Proceedings Article | 1 May 1996
Proc. SPIE. 2717, Smart Structures and Materials 1996: Smart Structures and Integrated Systems
KEYWORDS: Actuators, Ferroelectric materials, Sensors, Calcium, Control systems, Transducers, Smart structures, Dynamical systems, Control systems design, Active vibration control
This paper presents a parameter based form of a wave absorbing controller (WAC) in the time domain. The controller is applied to a flexible structure with the piezoceramic transducers bonded onto it. A distributed piezosensor gives the moment rate of the wave absorbing region as an output current. This current is then fed back to a piezoceramic actuator, resulting in a wave absorbing controller.
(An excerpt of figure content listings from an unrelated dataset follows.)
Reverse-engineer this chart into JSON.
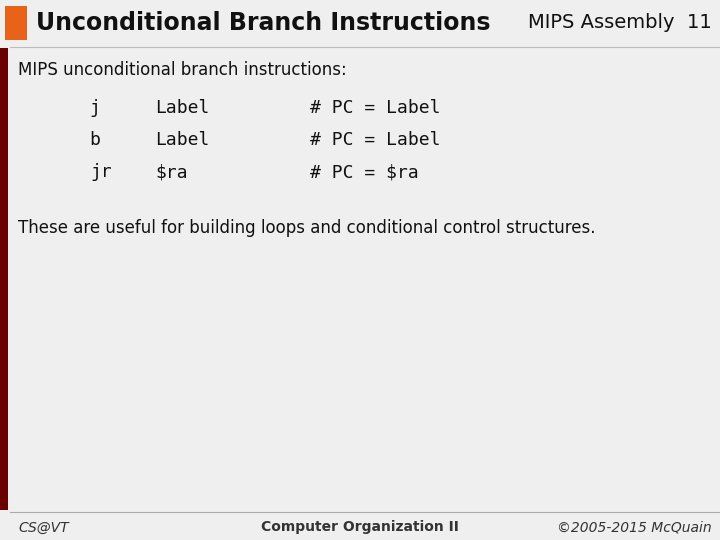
{
  "title": "Unconditional Branch Instructions",
  "subtitle": "MIPS Assembly  11",
  "orange_rect_color": "#E8621A",
  "dark_red_bar_color": "#6B0000",
  "header_bg_color": "#E8E8E8",
  "body_bg_color": "#EFEFEF",
  "content_bg_color": "#F0F0F0",
  "title_fontsize": 17,
  "subtitle_fontsize": 14,
  "header_text_color": "#111111",
  "body_text_color": "#111111",
  "mono_font": "monospace",
  "sans_font": "DejaVu Sans",
  "intro_text": "MIPS unconditional branch instructions:",
  "code_lines": [
    [
      "j ",
      "Label",
      "# PC = Label"
    ],
    [
      "b ",
      "Label",
      "# PC = Label"
    ],
    [
      "jr",
      "$ra",
      "# PC = $ra  "
    ]
  ],
  "footer_note": "These are useful for building loops and conditional control structures.",
  "footer_left": "CS@VT",
  "footer_center": "Computer Organization II",
  "footer_right": "©2005-2015 McQuain",
  "footer_color": "#333333",
  "footer_fontsize": 10,
  "intro_fontsize": 12,
  "code_fontsize": 13,
  "note_fontsize": 12
}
The controller is originally designed in the frequency domain by minimization of the ratio of total output to total input wave amplitudes. Although the controller performance appears satisfactory in the frequency domain, its time domain behavior is of interest for overall performance evaluation. However, the wave absorbing method usually produces controllers which are difficult to realize in practice. In order to study the behavior of the controller and closed loop system in the time domain, and also to address these realization issues, we introduce a method of approximation of the controller enabling it to be represented in a simple form. Frequency domain comparison of system performance under the original controller and this approximation demonstrates the accuracy of the latter. The system is then studied in the time domain, showing that this novel wave absorbing controller is effective and can be easily implemented in practice. The main contribution of this paper is the introduction of a new controller for flexible structures, based on the wave absorbing method (WAM), which depends on only system parameters, i.e., E, I, (rho) , and natural frequencies. Therefore, rather than the usual controller design based on dynamic model (such as LQR) for obtaining control gains, these gains can be easily calculated from a simple formula based only on the mechanical parameters of the flexible structure.